Friday, February 6, 2009

Gold Surging on Fear Says Barrick

According to Barrick Gold Corp. Chairman Peter Munk an “unpleasant and frightening” trend of investors buying gold as protection against uncertainty in world markets may help push the metal over $1,000 an ounce. It don't think there's any doubt gold will surge past $1,000 an ounce in 2009.

Munk, founder of Toronto-based Barrick, the world’s largest gold producer, said he has received an increasing number of calls from wealthy investors looking for ways to buy bullion. While that is positive for the metal market, it is a “sad part of a civilized society,” Munk said.

“That’s not where you want to be, it’s alarming,” he said today in an interview from Davos, Switzerland, where he is attending the World Economic Forum. “Do I personally believe gold will break through $1,000? It’s not a question of if, it’s a question of how soon.”

The strong demand is being mirrored among professional investors whose funds are buying gold and shares of the companies that produce it. That helped the metal to its eighth straight annual gain last year and has driven a rally in gold stocks in recent months. Gold miners including Newmont Mining Corp. and Yamana Gold Inc. are taking advantage of the trend to raise cash, with new equity worth more than $2 billion sold since November.
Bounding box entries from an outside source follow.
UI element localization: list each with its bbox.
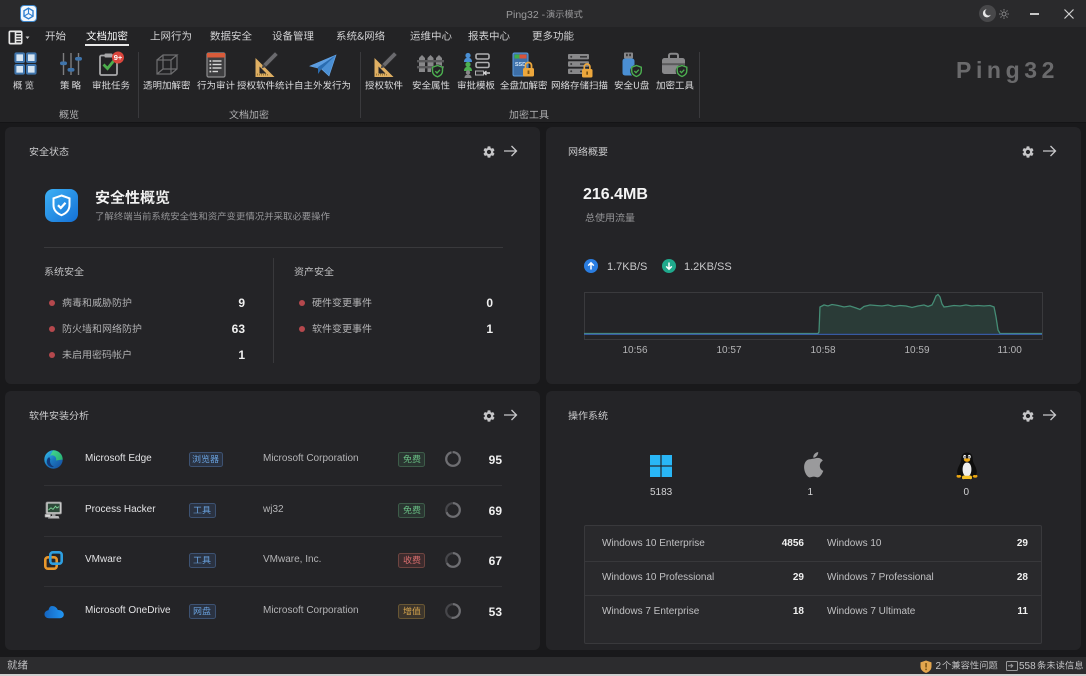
svg-text:SSD: SSD [515, 62, 526, 68]
svg-text:9+: 9+ [114, 53, 123, 62]
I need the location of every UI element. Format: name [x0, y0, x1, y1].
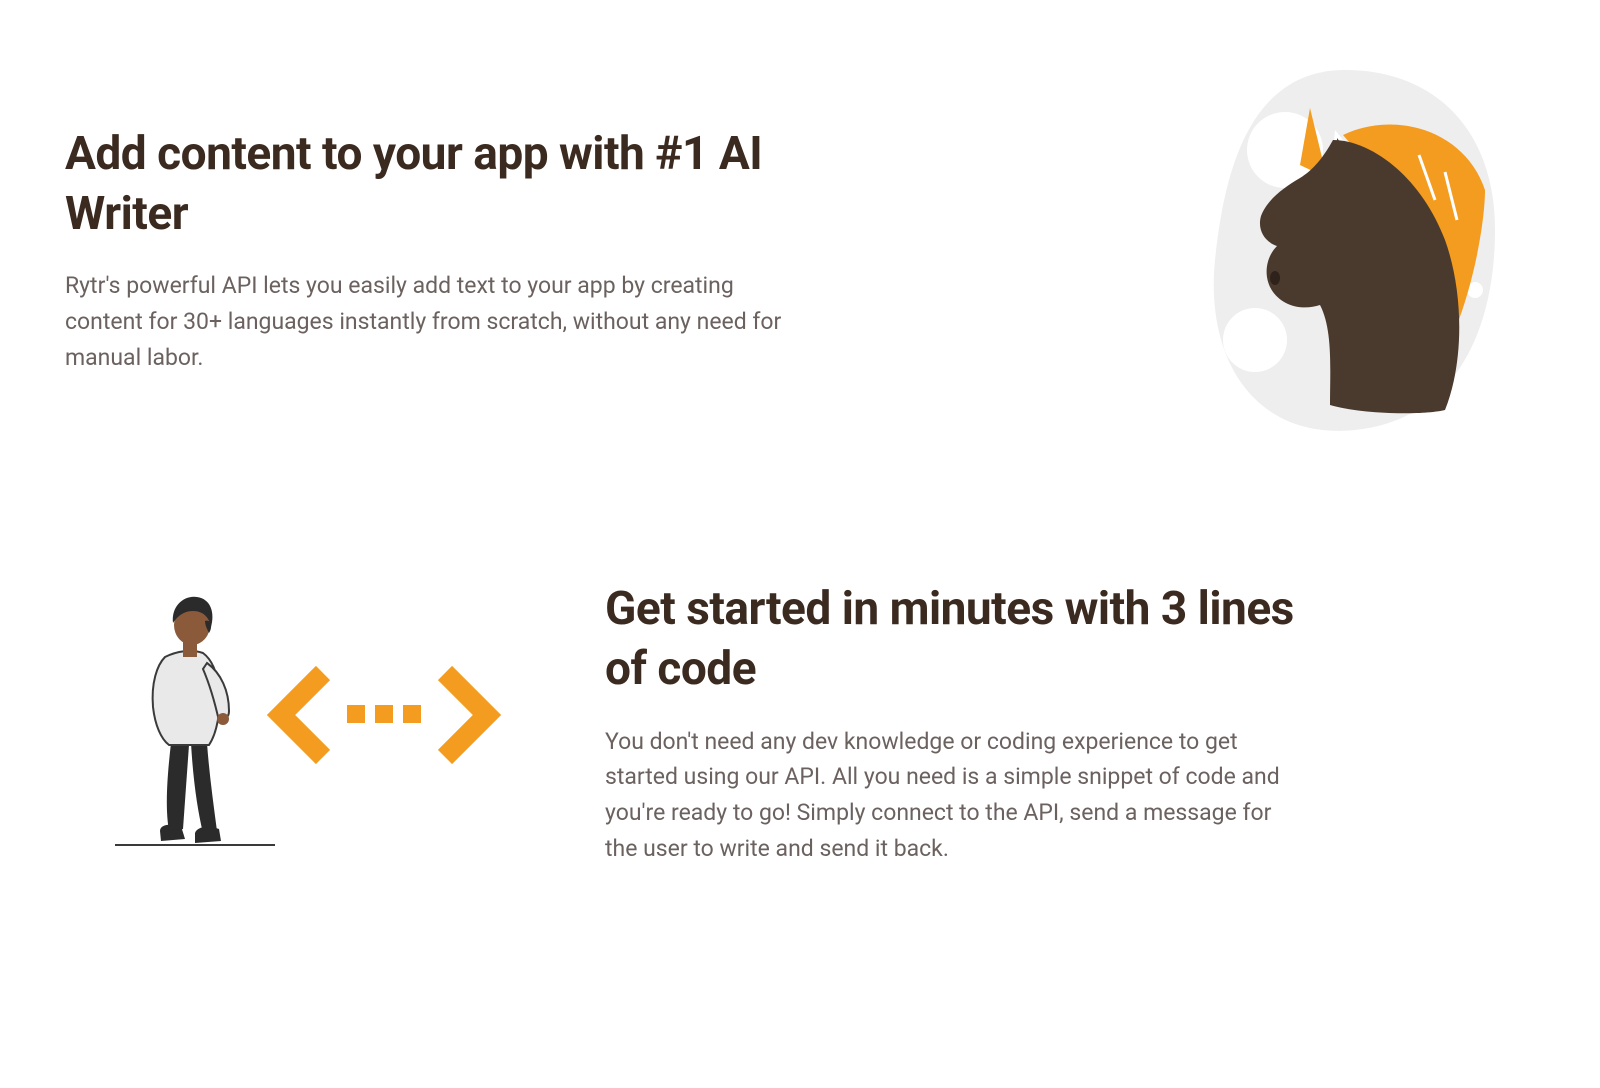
- body-add-content: Rytr's powerful API lets you easily add …: [65, 268, 785, 375]
- body-get-started: You don't need any dev knowledge or codi…: [605, 724, 1305, 867]
- person-code-illustration: [65, 583, 505, 863]
- text-block-1: Add content to your app with #1 AI Write…: [65, 125, 785, 376]
- section-get-started: Get started in minutes with 3 lines of c…: [65, 580, 1535, 866]
- unicorn-icon: [1155, 60, 1535, 440]
- person-code-icon: [65, 583, 505, 863]
- heading-get-started: Get started in minutes with 3 lines of c…: [605, 580, 1305, 700]
- section-add-content: Add content to your app with #1 AI Write…: [65, 60, 1535, 440]
- text-block-2: Get started in minutes with 3 lines of c…: [605, 580, 1305, 866]
- heading-add-content: Add content to your app with #1 AI Write…: [65, 125, 785, 245]
- unicorn-illustration: [1155, 60, 1535, 440]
Barrick Gold rose C$3.16, or 7.2 percent, to C$47.14 at 4:26 p.m. in Toronto Stock Exchange trading. The shares climbed 7 percent last year, outperforming a 29 percent decline in the 16-company Philadelphia Gold & Silver Index.

‘Counterweight’ to Currencies

Gold is a “the obvious counterweight” to currencies, Munk said. The metal has reached record levels in Indian rupees and Russian rubles, among others, as investors outside the U.S. demonstrate a greater affinity to buy the metal as a hedge against currency declines, he said.

“Americans were brought up to believe in the dollar, with some justification, and it is the Germans and Russians and Indians that never trusted their currency,” Munk said. “Today, it’s a situation where people also have concerns about the dollar paper currency.”

Gold futures jumped to a record $1,033.90 an ounce in New York on March 17 as the dollar slid toward a record low against the euro and bank losses increased. Some investors buy the precious metal as a hedge against inflation and a haven from financial turmoil.

Greenlight Buying up Gold Mining Stocks

Greenlight Capital Inc., the $5.1 billion hedge fund based in New York, said earlier in the month it was buying gold and gold- mining stocks for the first time ever as a hedge against the Federal Reserve’s attempts to revive the U.S. economy by devaluing the dollar.

“Our guess is that if the chairman of the Fed is determined to debase the currency, he will succeed,” Greenlight said in a Jan. 20 letter to clients. “Our instinct is that gold will do well either way: deflation will lead to further steps to debase the currency, while inflation speaks for itself.”

Eight years of gains for the metal is the longest winning stretch of the 19 commodities tracked by the Reuters/Jefferies CRB Index.

Gold futures for April delivery rose $16.50, or 1.9 percent, to $906.50 an ounce today on the New York Mercantile Exchange.

As mentioned, it's a matter of if when gold rises above $1,000 an ounce this year as Barrick Gold Corp. Chairman Peter Munk asserts. The fall of the U.S. dollar will contribute to this as well.

1 comment:

j.hunt said...

The public perception gold is definitely changing. People are really starting to wake up to the fact that the Dollar (or pound or euro or whatever) is depreciating. Gold as an instrument of last resort, free from counterparty risk and tangible. Is gaining more traction day by day. Sites such as are showing increased preimums on the physical bullion items on ebay. Which is one of the best barometers of "public" interest in bullion.